Preventing Surprise Medical Billing

Suppose you are in a serious car accident and must be airlifted to the nearest hospital. You are treated and recover well, but then you receive a huge medical bill from an out-of-network provider. It’s the difference between what the provider charged and what the payer agreed to pay. This is called surprise medical billing, and it can devastate a patient’s finances. Congress recently passed the No Surprises Act to protect patients from this situation. How does this legislation affect providers, payers, and patients?

What is surprise billing?

Surprise billing, aka balance billing, is when a provider bills a patient for the balance of medical fees after the insurance company has paid its share. It usually occurs when a person receives medical treatment, often without realizing it, from a healthcare provider or facility outside their insurance company’s network. The patient is then responsible for paying more than their expected share, which usually consists of the deductible, copay, and any coinsurance.

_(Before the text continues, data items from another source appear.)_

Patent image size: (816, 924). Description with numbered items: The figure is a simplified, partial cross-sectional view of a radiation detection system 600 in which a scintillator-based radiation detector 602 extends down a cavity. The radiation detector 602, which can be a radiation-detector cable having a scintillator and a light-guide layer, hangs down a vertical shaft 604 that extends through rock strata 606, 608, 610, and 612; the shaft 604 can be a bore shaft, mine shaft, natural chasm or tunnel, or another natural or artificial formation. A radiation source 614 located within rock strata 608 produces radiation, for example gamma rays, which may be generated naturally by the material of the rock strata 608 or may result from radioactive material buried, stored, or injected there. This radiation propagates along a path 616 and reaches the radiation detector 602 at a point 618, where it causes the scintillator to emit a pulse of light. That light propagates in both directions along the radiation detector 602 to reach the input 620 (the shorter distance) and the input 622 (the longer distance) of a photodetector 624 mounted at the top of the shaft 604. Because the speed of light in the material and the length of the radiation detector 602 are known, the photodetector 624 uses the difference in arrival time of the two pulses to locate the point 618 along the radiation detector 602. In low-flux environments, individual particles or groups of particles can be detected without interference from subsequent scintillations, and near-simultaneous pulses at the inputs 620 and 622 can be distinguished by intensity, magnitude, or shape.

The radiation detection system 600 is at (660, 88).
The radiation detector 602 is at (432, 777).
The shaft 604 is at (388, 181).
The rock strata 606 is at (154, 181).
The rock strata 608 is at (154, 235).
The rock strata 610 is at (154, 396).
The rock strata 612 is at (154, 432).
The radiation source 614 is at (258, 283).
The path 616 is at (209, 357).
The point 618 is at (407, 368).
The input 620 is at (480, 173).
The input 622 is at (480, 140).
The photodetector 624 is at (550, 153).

Surprise billing often happens in emergency cases when a patient has no choice, but it can also occur when other out-of-network medical professionals, such as specialists, anesthesiologists, or lab personnel, participate in a patient’s medical care.

No Surprises Act

Because medical balance bills are an unexpected hit to an insured person’s finances, these surprise bills have been the target of several legislators, and in January 2022, the No Surprises Act went into effect. This legislation protects patients from unavoidable out-of-network expenses. Although the primary target for the act is emergency situations, it also has applications in nonemergency healthcare services.

Implications of the No Surprises Act

For patients, the legislation protects them from unavoidable out-of-network expenses and allows them more choices in their healthcare based on what they can afford. This can result in better health outcomes, lower prices, and greater patient satisfaction.

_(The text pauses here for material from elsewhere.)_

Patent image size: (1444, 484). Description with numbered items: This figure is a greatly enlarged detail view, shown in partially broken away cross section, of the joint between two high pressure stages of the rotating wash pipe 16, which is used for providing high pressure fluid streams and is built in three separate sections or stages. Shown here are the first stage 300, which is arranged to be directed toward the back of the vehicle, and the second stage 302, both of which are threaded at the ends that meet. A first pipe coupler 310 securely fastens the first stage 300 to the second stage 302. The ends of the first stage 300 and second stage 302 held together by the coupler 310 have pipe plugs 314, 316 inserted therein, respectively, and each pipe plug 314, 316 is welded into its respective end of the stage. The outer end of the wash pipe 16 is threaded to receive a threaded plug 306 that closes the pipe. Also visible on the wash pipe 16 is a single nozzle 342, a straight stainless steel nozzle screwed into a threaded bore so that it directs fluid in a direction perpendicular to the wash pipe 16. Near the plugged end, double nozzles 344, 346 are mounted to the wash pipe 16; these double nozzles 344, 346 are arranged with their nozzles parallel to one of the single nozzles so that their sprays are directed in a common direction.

The No Surprises legislation calls for medical providers and facilities to provide an estimate of the expected charges for all services, including related services performed by other providers, even if they are not part of the same health system. It also requires private health plans to cover unavoidable out-of-network claims and apply in-network cost sharing.

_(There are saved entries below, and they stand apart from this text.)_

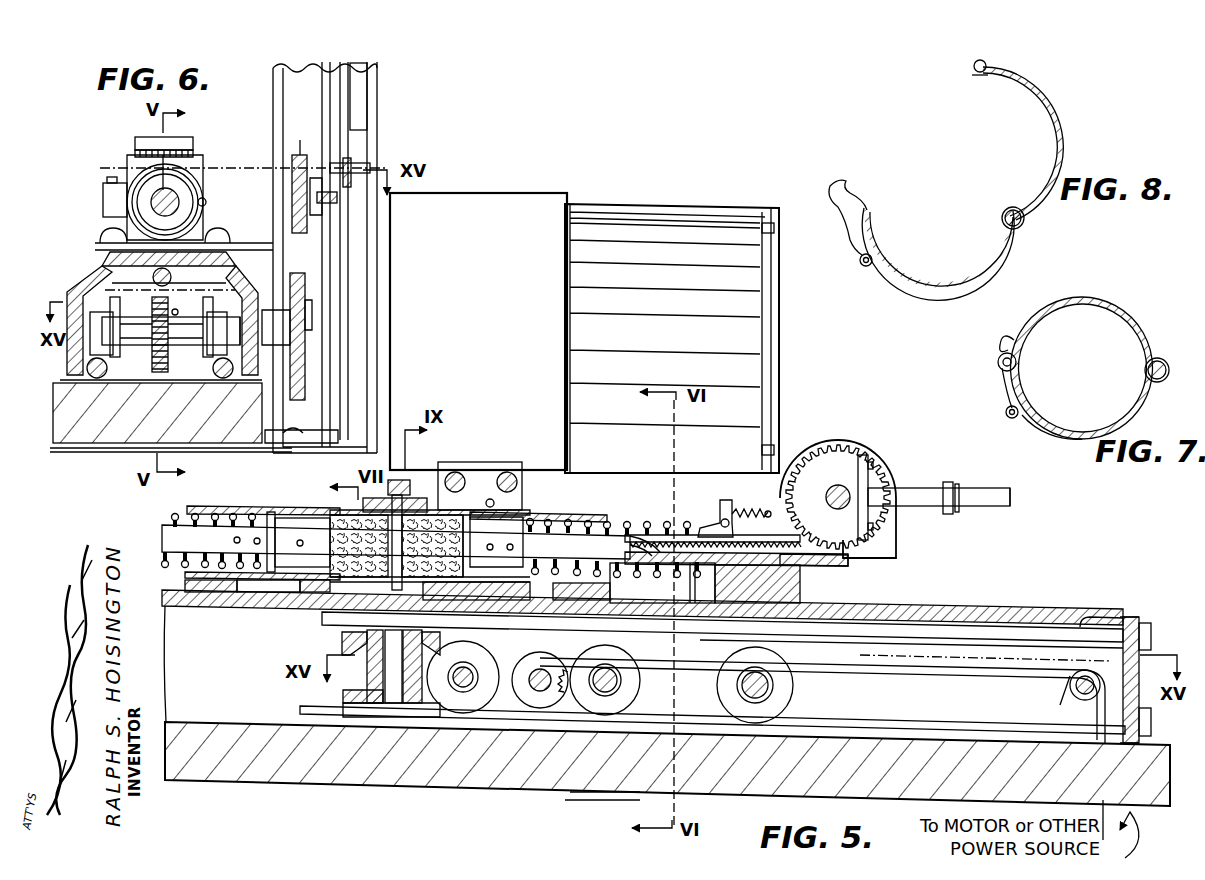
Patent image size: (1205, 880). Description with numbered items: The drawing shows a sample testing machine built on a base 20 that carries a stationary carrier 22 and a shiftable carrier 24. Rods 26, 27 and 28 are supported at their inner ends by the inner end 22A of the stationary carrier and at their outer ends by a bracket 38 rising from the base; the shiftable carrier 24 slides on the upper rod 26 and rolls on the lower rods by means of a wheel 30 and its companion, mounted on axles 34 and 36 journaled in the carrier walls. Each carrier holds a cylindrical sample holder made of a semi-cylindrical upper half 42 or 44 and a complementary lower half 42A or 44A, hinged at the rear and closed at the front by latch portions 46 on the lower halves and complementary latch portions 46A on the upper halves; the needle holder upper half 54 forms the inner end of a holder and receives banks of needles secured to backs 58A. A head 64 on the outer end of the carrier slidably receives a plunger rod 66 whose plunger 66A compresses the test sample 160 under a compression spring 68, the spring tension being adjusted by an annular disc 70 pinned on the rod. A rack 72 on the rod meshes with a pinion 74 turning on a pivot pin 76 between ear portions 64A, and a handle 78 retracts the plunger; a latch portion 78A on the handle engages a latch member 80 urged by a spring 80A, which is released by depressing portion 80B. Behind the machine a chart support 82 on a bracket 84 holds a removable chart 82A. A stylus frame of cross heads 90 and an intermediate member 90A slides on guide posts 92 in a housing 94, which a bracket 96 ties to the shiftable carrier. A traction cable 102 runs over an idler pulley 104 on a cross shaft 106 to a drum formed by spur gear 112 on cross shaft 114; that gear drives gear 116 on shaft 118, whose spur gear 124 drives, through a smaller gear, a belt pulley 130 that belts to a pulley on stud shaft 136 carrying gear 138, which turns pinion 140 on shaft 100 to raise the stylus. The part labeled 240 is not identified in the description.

In FIG. 6, the base 20 is at (108, 403).
In FIG. 5, the base 20 is at (667, 764).
In FIG. 5, the stationary carrier 22 is at (203, 613).
In FIG. 5, the inner end of stationary carrier 22A is at (370, 675).
In FIG. 6, the shiftable carrier 24 is at (103, 270).
In FIG. 5, the shiftable carrier 24 is at (520, 622).
In FIG. 6, the upper rod 26 is at (170, 277).
In FIG. 5, the upper rod 26 is at (323, 620).
In FIG. 6, the rod 27 is at (117, 373).
In FIG. 6, the rod 28 is at (212, 374).
In FIG. 5, the rod 28 is at (850, 723).
In FIG. 5, the wheel 30 is at (465, 704).
In FIG. 5, the axle 34 is at (455, 704).
In FIG. 5, the axle 36 is at (743, 688).
In FIG. 5, the bracket 38 is at (1132, 706).
In FIG. 8, the upper half of holder 42 is at (903, 125).
In FIG. 7, the upper half of holder 42 is at (1173, 278).
In FIG. 5, the upper half of holder 42 is at (237, 505).
In FIG. 8, the lower half of holder 42A is at (920, 286).
In FIG. 7, the lower half of holder 42A is at (1070, 440).
In FIG. 6, the upper half of holder 44 is at (140, 176).
In FIG. 5, the upper half of holder 44 is at (580, 517).
In FIG. 6, the lower half of holder 44A is at (127, 240).
In FIG. 8, the lower half of holder 44A is at (1023, 227).
In FIG. 7, the lower half of holder 44A is at (1193, 345).
In FIG. 6, the latch portion 46 is at (127, 197).
In FIG. 8, the latch portion 46 is at (825, 193).
In FIG. 7, the latch portion 46 is at (1008, 343).
In FIG. 8, the complementary latch portion 46A is at (977, 65).
In FIG. 7, the complementary latch portion 46A is at (998, 367).
In FIG. 6, the needle holder upper half 54 is at (133, 163).
In FIG. 6, the back 58A is at (147, 140).
In FIG. 5, the head 64 is at (770, 598).
In FIG. 5, the ear portion 64A is at (880, 468).
In FIG. 6, the plunger rod 66 is at (157, 227).
In FIG. 5, the plunger rod 66 is at (177, 542).
In FIG. 5, the plunger 66A is at (303, 512).
In FIG. 6, the compression spring 68 is at (173, 187).
In FIG. 5, the compression spring 68 is at (177, 517).
In FIG. 5, the annular disc 70 is at (273, 563).
In FIG. 6, the rack 72 is at (166, 150).
In FIG. 5, the rack 72 is at (823, 563).
In FIG. 5, the pinion 74 is at (838, 458).
In FIG. 5, the pivot pin 76 is at (837, 488).
In FIG. 5, the handle 78 is at (972, 507).
In FIG. 5, the latch portion 78A is at (940, 484).
In FIG. 5, the latch member 80 is at (715, 507).
In FIG. 5, the spring 80A is at (787, 480).
In FIG. 5, the latch release portion 80B is at (690, 515).
In FIG. 6, the chart support 82 is at (362, 110).
In FIG. 5, the chart support 82 is at (780, 311).
In FIG. 6, the chart 82A is at (350, 97).
In FIG. 5, the chart 82A is at (740, 343).
In FIG. 6, the bracket 84 is at (147, 447).
In FIG. 5, the bracket 84 is at (692, 480).
In FIG. 6, the cross head 90 is at (337, 203).
In FIG. 6, the intermediate member 90A is at (297, 118).
In FIG. 6, the guide post 92 is at (332, 77).
In FIG. 6, the housing 94 is at (350, 153).
In FIG. 5, the housing 94 is at (503, 210).
In FIG. 6, the bracket 96 is at (263, 140).
In FIG. 5, the bracket 96 is at (512, 498).
In FIG. 6, the shaft 100 is at (257, 172).
In FIG. 5, the shaft 100 is at (490, 500).
In FIG. 5, the traction cable 102 is at (670, 663).
In FIG. 5, the idler pulley 104 is at (1080, 700).
In FIG. 5, the cross shaft 106 is at (1077, 685).
In FIG. 5, the spur gear 112 is at (622, 672).
In FIG. 5, the cross shaft 114 is at (617, 683).
In FIG. 6, the gear 116 is at (155, 310).
In FIG. 5, the gear 116 is at (537, 695).
In FIG. 6, the shaft 118 is at (137, 330).
In FIG. 5, the shaft 118 is at (552, 680).
In FIG. 6, the spur gear 124 is at (303, 303).
In FIG. 6, the belt pulley 130 is at (307, 367).
In FIG. 6, the stud shaft 136 is at (317, 212).
In FIG. 6, the gear 138 is at (303, 230).
In FIG. 6, the pinion 140 is at (297, 179).
In FIG. 5, the test sample 160 is at (425, 539).
In FIG. 6, the support 240 is at (287, 408).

Another element of the No Surprises Act is the establishment of an independent arbitration process for billing disputes between providers and insurance companies. If the two parties disagree on how much should be paid, an independent arbiter will consider all information provided by both provider and payer to set amounts for each. The arbiter’s decision is final.

There will likely be much more to iron out as implementation of the act begins, but it is a step toward reducing catastrophic surprise medical bills for insured patients.